Uma grave crise trabalhista atinge o tradicional Hospital Beneficente Português do Amazonas, localizado na região central de Manaus. Funcionários da unidade denunciam estar há cerca de quatro meses sem receber salários, além de relatarem atrasos no pagamento de verbas rescisórias e ausência de recolhimento do Fundo de Garantia do Tempo de Serviço (FGTS). A situação tem provocado insegurança financeira entre os trabalhadores e levantado questionamentos sobre a sustentabilidade administrativa da instituição.
De acordo com relatos de profissionais da enfermagem, técnicos, equipe administrativa e demais colaboradores, os problemas começaram ainda em novembro de 2025, quando apenas parte dos salários foi paga. Desde então, os vencimentos teriam deixado de ser quitados de forma regular, acumulando atrasos que já ultrapassam 120 dias. Muitos trabalhadores afirmam que continuam exercendo suas funções mesmo sem receber, enquanto outros relatam demissões sem o pagamento adequado das verbas rescisórias.
Além do impacto direto na vida financeira dos funcionários, a crise também atingiu o funcionamento da unidade hospitalar. Informações divulgadas indicam que setores como UTI, centro cirúrgico e pronto atendimento tiveram as atividades suspensas temporariamente. A direção do hospital teria comunicado que a paralisação faz parte de uma reorganização administrativa, enquanto tenta regularizar a situação financeira.

Em nota, a administração reconheceu atrasos salariais referentes a determinados meses, mas negou que os trabalhadores estejam há quatro meses sem pagamento integral. A instituição informou ainda que medidas administrativas estão sendo adotadas para tentar normalizar os débitos o mais rápido possível. No entanto, até o momento, não foi apresentado um cronograma oficial para a quitação dos valores pendentes.
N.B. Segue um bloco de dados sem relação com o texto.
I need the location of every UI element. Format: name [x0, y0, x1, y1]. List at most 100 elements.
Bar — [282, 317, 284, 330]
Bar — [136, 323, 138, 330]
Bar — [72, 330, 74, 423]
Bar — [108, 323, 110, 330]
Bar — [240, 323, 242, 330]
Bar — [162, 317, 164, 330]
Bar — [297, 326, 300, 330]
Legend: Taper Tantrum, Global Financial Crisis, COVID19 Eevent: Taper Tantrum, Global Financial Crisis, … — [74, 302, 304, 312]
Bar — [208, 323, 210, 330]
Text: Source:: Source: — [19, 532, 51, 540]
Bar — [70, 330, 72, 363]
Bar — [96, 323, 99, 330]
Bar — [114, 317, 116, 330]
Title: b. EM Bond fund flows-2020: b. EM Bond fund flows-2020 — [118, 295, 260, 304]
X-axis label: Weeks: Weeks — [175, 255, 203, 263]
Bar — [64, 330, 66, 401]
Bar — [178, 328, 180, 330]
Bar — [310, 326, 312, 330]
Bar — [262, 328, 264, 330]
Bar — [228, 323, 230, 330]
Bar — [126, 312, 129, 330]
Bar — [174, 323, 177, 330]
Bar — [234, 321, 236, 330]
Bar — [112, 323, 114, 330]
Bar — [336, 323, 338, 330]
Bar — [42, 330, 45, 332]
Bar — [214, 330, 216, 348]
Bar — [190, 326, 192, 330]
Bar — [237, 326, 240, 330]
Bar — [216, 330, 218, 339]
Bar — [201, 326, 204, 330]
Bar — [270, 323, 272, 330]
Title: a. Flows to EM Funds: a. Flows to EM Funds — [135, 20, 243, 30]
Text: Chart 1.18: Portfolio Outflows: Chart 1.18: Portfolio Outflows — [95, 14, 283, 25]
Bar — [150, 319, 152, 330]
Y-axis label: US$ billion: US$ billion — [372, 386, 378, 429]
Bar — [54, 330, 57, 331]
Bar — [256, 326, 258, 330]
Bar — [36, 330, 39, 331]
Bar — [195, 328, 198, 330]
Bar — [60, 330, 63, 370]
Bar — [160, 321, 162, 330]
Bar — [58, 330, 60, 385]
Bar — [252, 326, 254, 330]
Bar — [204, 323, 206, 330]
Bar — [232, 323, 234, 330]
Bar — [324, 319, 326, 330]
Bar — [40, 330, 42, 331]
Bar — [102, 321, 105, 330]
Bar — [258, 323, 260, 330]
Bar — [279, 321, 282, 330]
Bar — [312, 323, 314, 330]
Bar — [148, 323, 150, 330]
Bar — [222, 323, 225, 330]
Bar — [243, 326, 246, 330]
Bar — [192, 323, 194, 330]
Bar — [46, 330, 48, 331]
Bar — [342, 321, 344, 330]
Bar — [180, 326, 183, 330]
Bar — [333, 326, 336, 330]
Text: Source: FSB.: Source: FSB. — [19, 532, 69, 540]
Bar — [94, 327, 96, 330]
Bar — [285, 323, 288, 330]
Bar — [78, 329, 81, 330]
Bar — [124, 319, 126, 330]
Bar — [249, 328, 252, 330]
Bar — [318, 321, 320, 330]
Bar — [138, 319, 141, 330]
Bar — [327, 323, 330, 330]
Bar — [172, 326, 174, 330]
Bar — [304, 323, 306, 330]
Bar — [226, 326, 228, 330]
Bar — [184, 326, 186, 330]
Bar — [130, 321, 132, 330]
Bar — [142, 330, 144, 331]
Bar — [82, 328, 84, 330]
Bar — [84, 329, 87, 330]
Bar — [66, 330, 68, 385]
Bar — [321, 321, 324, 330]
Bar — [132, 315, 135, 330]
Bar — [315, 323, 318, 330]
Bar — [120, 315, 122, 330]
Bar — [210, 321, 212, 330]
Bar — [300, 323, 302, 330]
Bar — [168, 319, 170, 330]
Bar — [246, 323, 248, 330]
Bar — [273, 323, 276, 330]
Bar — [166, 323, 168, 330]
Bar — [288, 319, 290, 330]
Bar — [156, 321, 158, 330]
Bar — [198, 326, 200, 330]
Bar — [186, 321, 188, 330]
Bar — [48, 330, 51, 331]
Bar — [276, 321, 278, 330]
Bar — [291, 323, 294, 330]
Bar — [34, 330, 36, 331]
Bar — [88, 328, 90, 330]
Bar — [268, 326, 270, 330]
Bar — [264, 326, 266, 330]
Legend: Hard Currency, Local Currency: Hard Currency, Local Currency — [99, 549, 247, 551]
Diante do cenário, o Sindicato dos Trabalhadores em Serviços de Saúde Privada do Estado do Amazonas anunciou mobilizações e cobrou providências dos órgãos competentes. A entidade afirma que já acionou instâncias como o Ministério Público do Trabalho para acompanhar o caso e apurar possíveis irregularidades trabalhistas, incluindo denúncias de coação a funcionários que tentam reivindicar seus direitos.
Fundado no século XIX, o Hospital Beneficente Português é uma das instituições mais antigas da capital amazonense e possui histórico de atendimento relevante à população. A atual crise, no entanto, expõe fragilidades na gestão e coloca em risco tanto os direitos dos trabalhadores quanto a continuidade dos serviços de saúde oferecidos à comunidade.
Enquanto aguardam uma solução concreta, funcionários relatam dificuldades para arcar com despesas básicas, como aluguel e alimentação, e cobram transparência da administração. O caso segue repercutindo na capital e deve ser acompanhado por autoridades trabalhistas e órgãos de fiscalização nos próximos meses.